Naïve CD4+CD62L+ cells were stimulated with anti-CD3(5μg/mL, soluble, 145-2C11, BD Biosciences) and anti-CD28 (2μg/mL, soluble, 37.51, BD Biosciences), and then re-suspended to 1×106 cell/mL in PBS with 10% bovine serum albumin. Cells was added 5μM CFSE solution (Abnova) and incubate 10min at 37°C;. Then, cells was added 5 mL 40% cold bovine serum albumin and incubation on ice for 10min. Cells were then washed twice and resuspended in RPMI 1640 with 10% bovine serum albumin. T cell proliferation was analyzed by flow cytometry after 96h.

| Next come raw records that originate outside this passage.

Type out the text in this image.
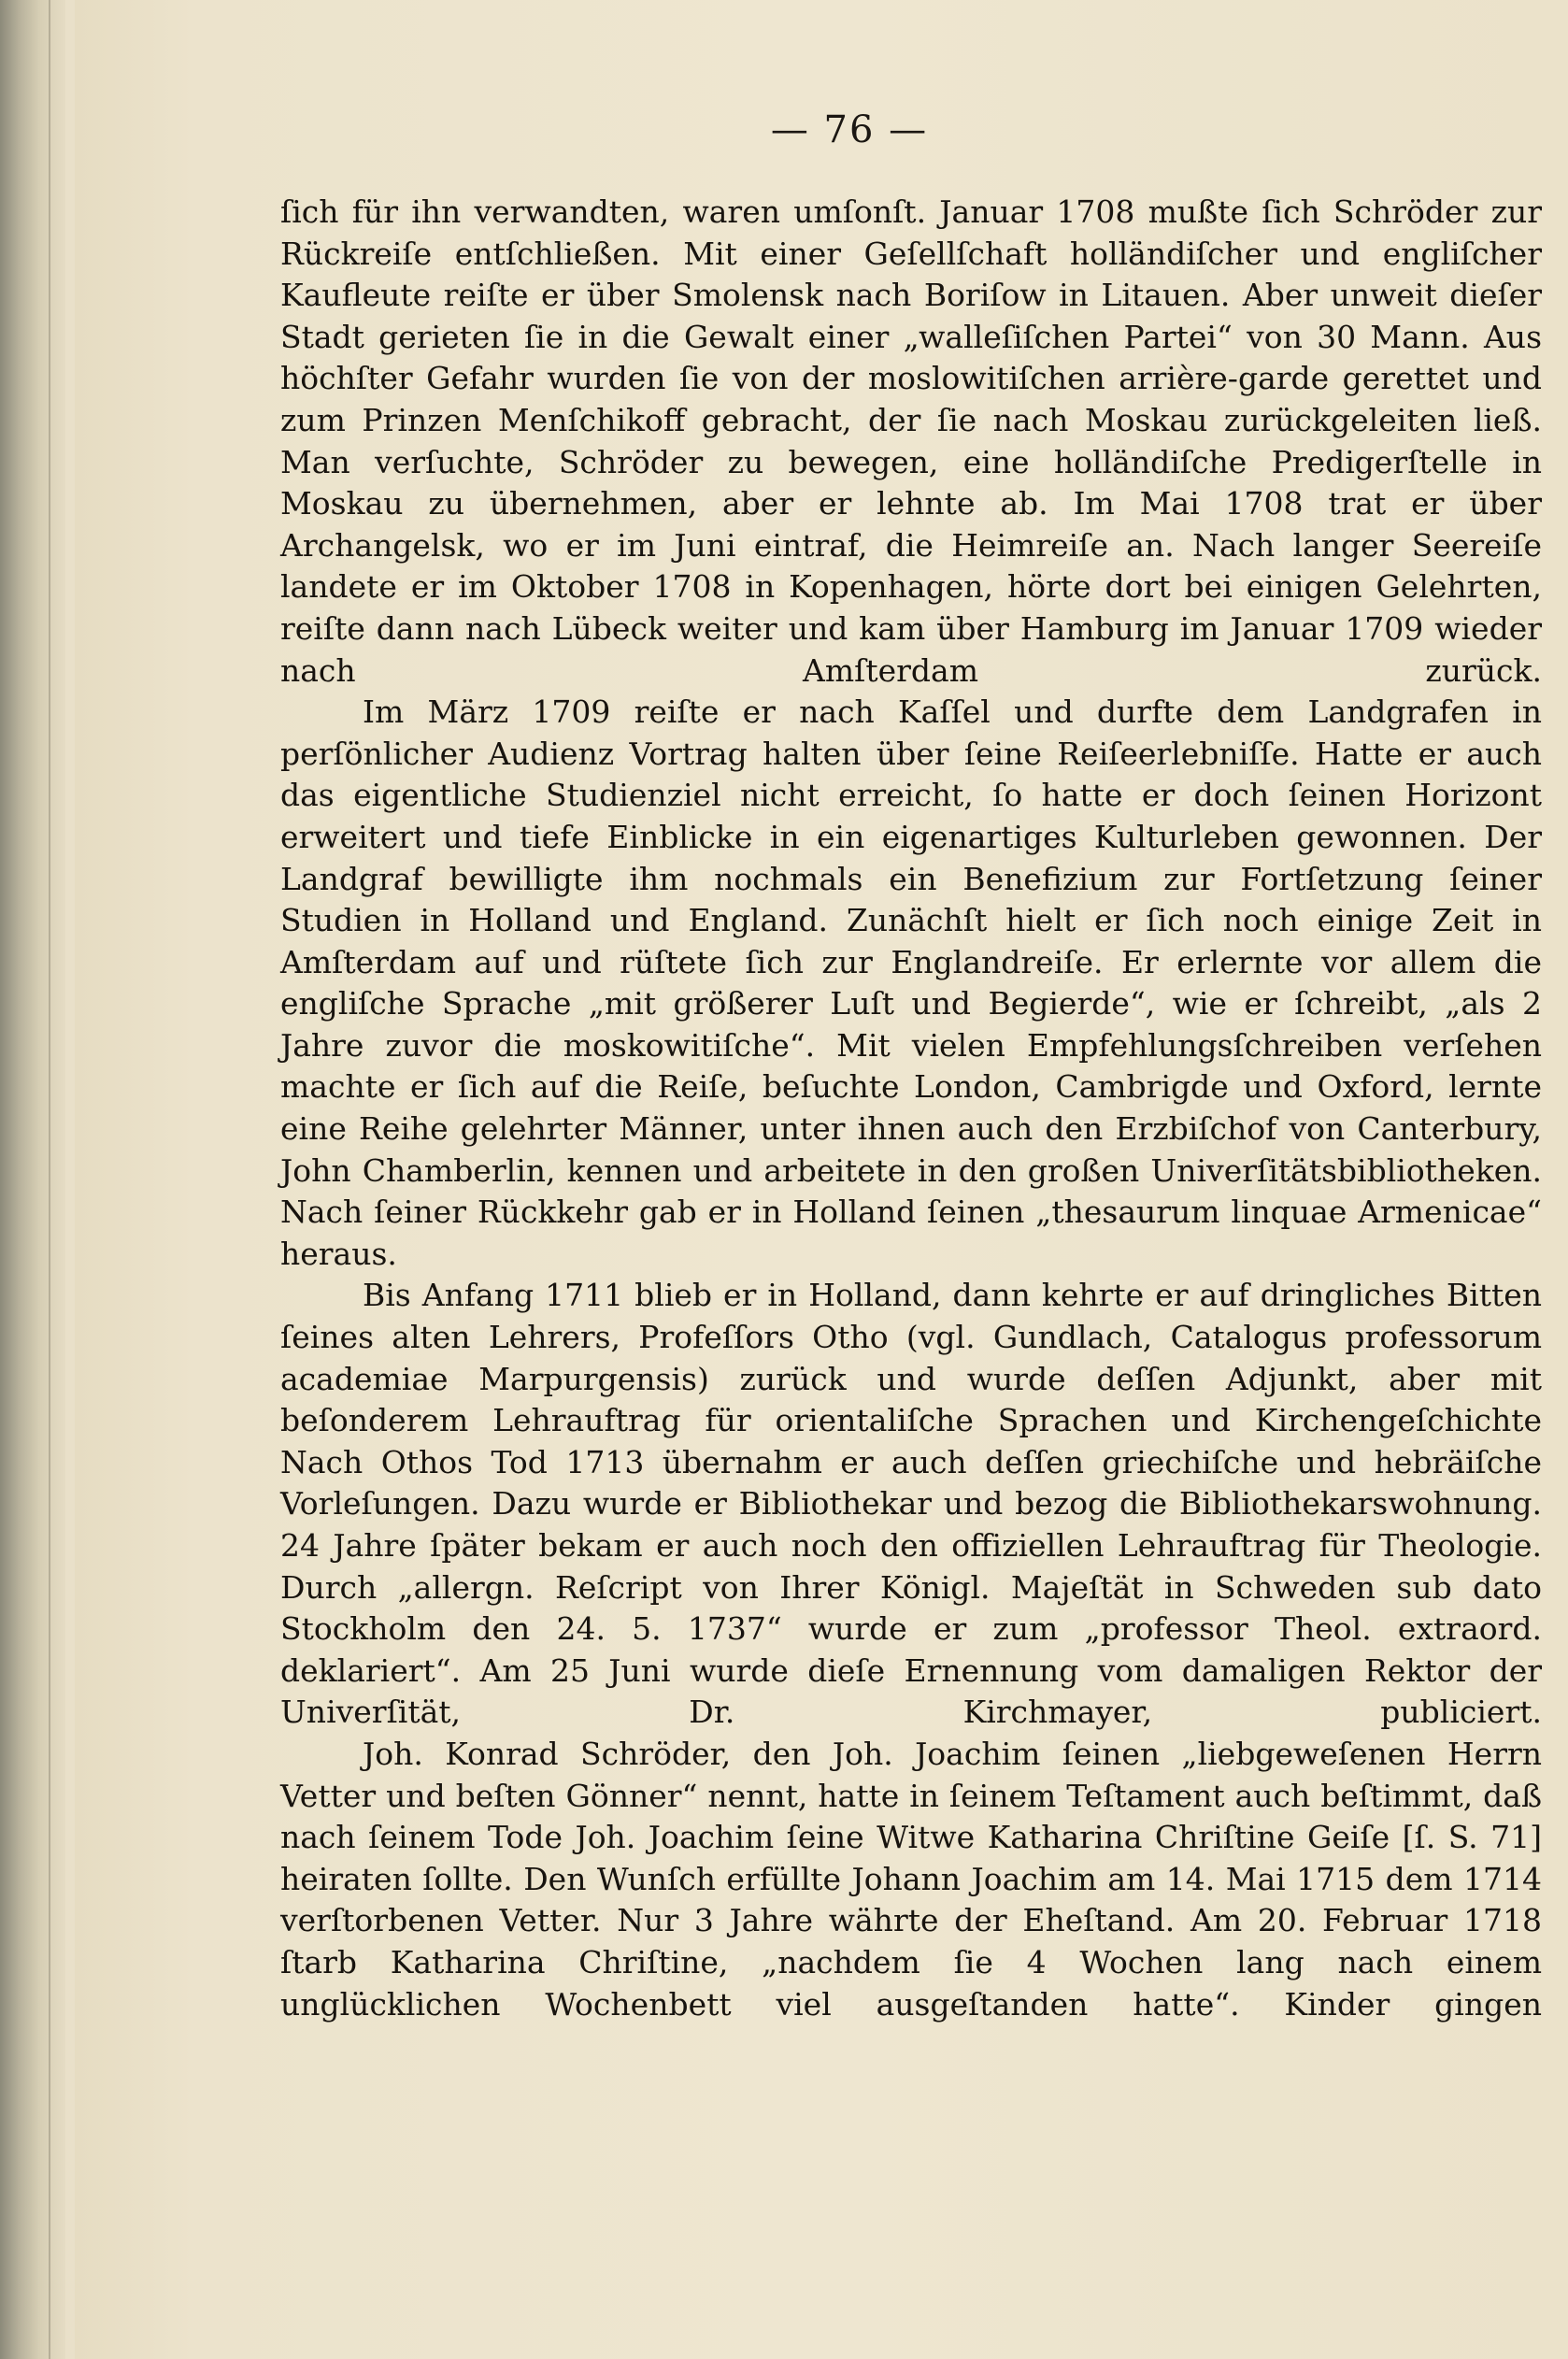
— 76 —

ſich für ihn verwandten, waren umſonſt. Januar 1708 mußte ſich Schröder zur Rückreiſe entſchließen. Mit einer Geſellſchaft holländiſcher und engliſcher Kaufleute reiſte er über Smolensk nach Boriſow in Litauen. Aber unweit dieſer Stadt gerieten ſie in die Gewalt einer „walleſiſchen Partei“ von 30 Mann. Aus höchſter Gefahr wurden ſie von der moslowitiſchen arrière-garde gerettet und zum Prinzen Menſchikoff gebracht, der ſie nach Moskau zurückgeleiten ließ. Man verſuchte, Schröder zu bewegen, eine holländiſche Predigerſtelle in Moskau zu übernehmen, aber er lehnte ab. Im Mai 1708 trat er über Archangelsk, wo er im Juni eintraf, die Heimreiſe an. Nach langer Seereiſe landete er im Oktober 1708 in Kopenhagen, hörte dort bei einigen Gelehrten, reiſte dann nach Lübeck weiter und kam über Hamburg im Januar 1709 wieder nach Amſterdam zurück.

Im März 1709 reiſte er nach Kaſſel und durfte dem Landgrafen in perſönlicher Audienz Vortrag halten über ſeine Reiſeerlebniſſe. Hatte er auch das eigentliche Studienziel nicht erreicht, ſo hatte er doch ſeinen Horizont erweitert und tiefe Einblicke in ein eigenartiges Kulturleben gewonnen. Der Landgraf bewilligte ihm nochmals ein Benefizium zur Fortſetzung ſeiner Studien in Holland und England. Zunächſt hielt er ſich noch einige Zeit in Amſterdam auf und rüſtete ſich zur Englandreiſe. Er erlernte vor allem die engliſche Sprache „mit größerer Luſt und Begierde“, wie er ſchreibt, „als 2 Jahre zuvor die moskowitiſche“. Mit vielen Empfehlungsſchreiben verſehen machte er ſich auf die Reiſe, beſuchte London, Cambrigde und Oxford, lernte eine Reihe gelehrter Männer, unter ihnen auch den Erzbiſchof von Canterbury, John Chamberlin, kennen und arbeitete in den großen Univerſitätsbibliotheken. Nach ſeiner Rückkehr gab er in Holland ſeinen „thesaurum linquae Armenicae“ heraus.

Bis Anfang 1711 blieb er in Holland, dann kehrte er auf dringliches Bitten ſeines alten Lehrers, Profeſſors Otho (vgl. Gundlach, Catalogus professorum academiae Marpurgensis) zurück und wurde deſſen Adjunkt, aber mit beſonderem Lehrauftrag für orientaliſche Sprachen und Kirchengeſchichte Nach Othos Tod 1713 übernahm er auch deſſen griechiſche und hebräiſche Vorleſungen. Dazu wurde er Bibliothekar und bezog die Bibliothekarswohnung. 24 Jahre ſpäter bekam er auch noch den offiziellen Lehrauftrag für Theologie. Durch „allergn. Reſcript von Ihrer Königl. Majeſtät in Schweden sub dato Stockholm den 24. 5. 1737“ wurde er zum „professor Theol. extraord. deklariert“. Am 25 Juni wurde dieſe Ernennung vom damaligen Rektor der Univerſität, Dr. Kirchmayer, publiciert.

Joh. Konrad Schröder, den Joh. Joachim ſeinen „liebgeweſenen Herrn Vetter und beſten Gönner“ nennt, hatte in ſeinem Teſtament auch beſtimmt, daß nach ſeinem Tode Joh. Joachim ſeine Witwe Katharina Chriſtine Geiſe [ſ. S. 71] heiraten ſollte. Den Wunſch erfüllte Johann Joachim am 14. Mai 1715 dem 1714 verſtorbenen Vetter. Nur 3 Jahre währte der Eheſtand. Am 20. Februar 1718 ſtarb Katharina Chriſtine, „nachdem ſie 4 Wochen lang nach einem unglücklichen Wochenbett viel ausgeſtanden hatte“. Kinder gingen
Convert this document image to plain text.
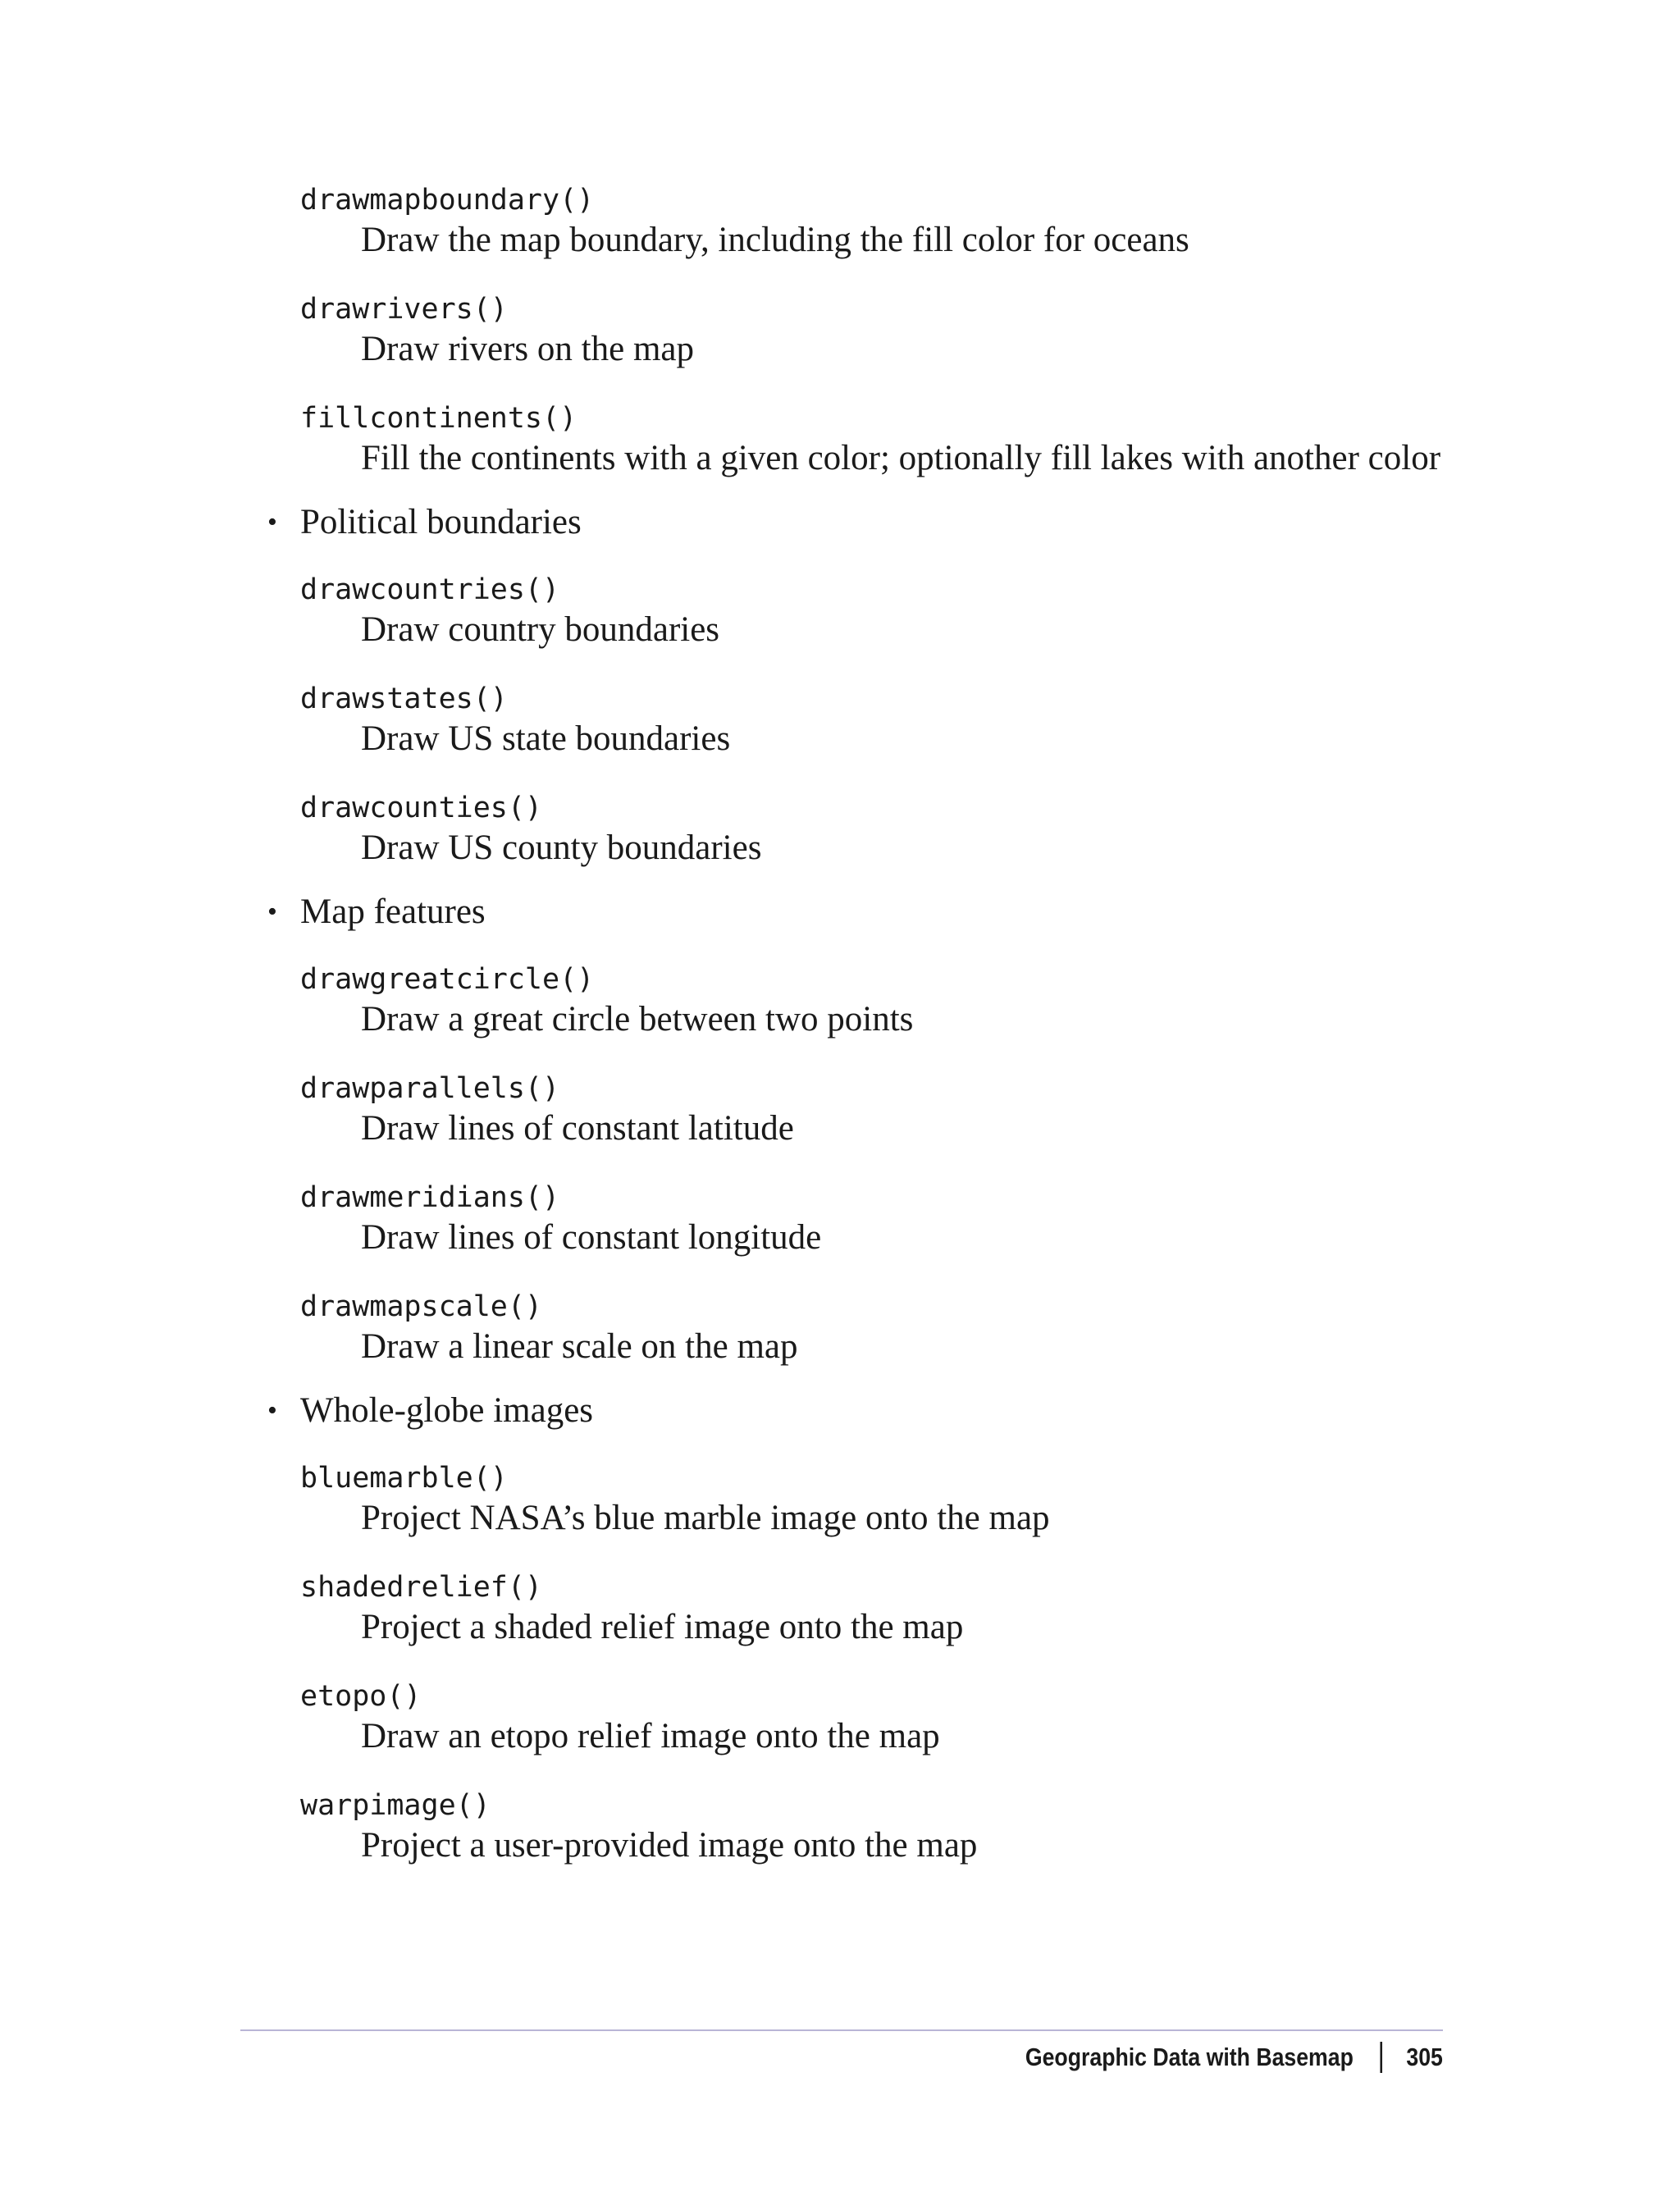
drawmapboundary()
Draw the map boundary, including the fill color for oceans
drawrivers()
Draw rivers on the map
fillcontinents()
Fill the continents with a given color; optionally fill lakes with another color
• Political boundaries
drawcountries()
Draw country boundaries
drawstates()
Draw US state boundaries
drawcounties()
Draw US county boundaries
• Map features
drawgreatcircle()
Draw a great circle between two points
drawparallels()
Draw lines of constant latitude
drawmeridians()
Draw lines of constant longitude
drawmapscale()
Draw a linear scale on the map
• Whole-globe images
bluemarble()
Project NASA’s blue marble image onto the map
shadedrelief()
Project a shaded relief image onto the map
etopo()
Draw an etopo relief image onto the map
warpimage()
Project a user-provided image onto the map
Geographic Data with Basemap 305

Intracellular staining and flow cytometry

Cells obtained from splenocytes or CNS infiltrateds of mice with EAE were restimulated with PMA (50ng/mL, Sigma), ionomycin (750ng/mL, Sigma) and brefeldin A (BD Biosciences). Cells were then stained with FITC-anti-CD4 at 4°C for 30min. After surface staining, cells were resuspended in Fixation/permeabilization sulution (Cytofix/cytoperm kit; BD Bioscience) and incubated at romm tempeature for 20min. Then cells were staned with PE-anti-IL-17A and APC-anti-IFN-γ at 4°C for 30min. FACS Calibur was used for flow cytometry analysis.

Statistics

A two-tailed Student's t-test was applied for statistical comparison of two groups and a Mann–Whitney test for nonparametric data (EAE scoring). Pearson correlation analysis was applied for the statistical correlation of two groups. A P value of 0.05 or less was considered significant.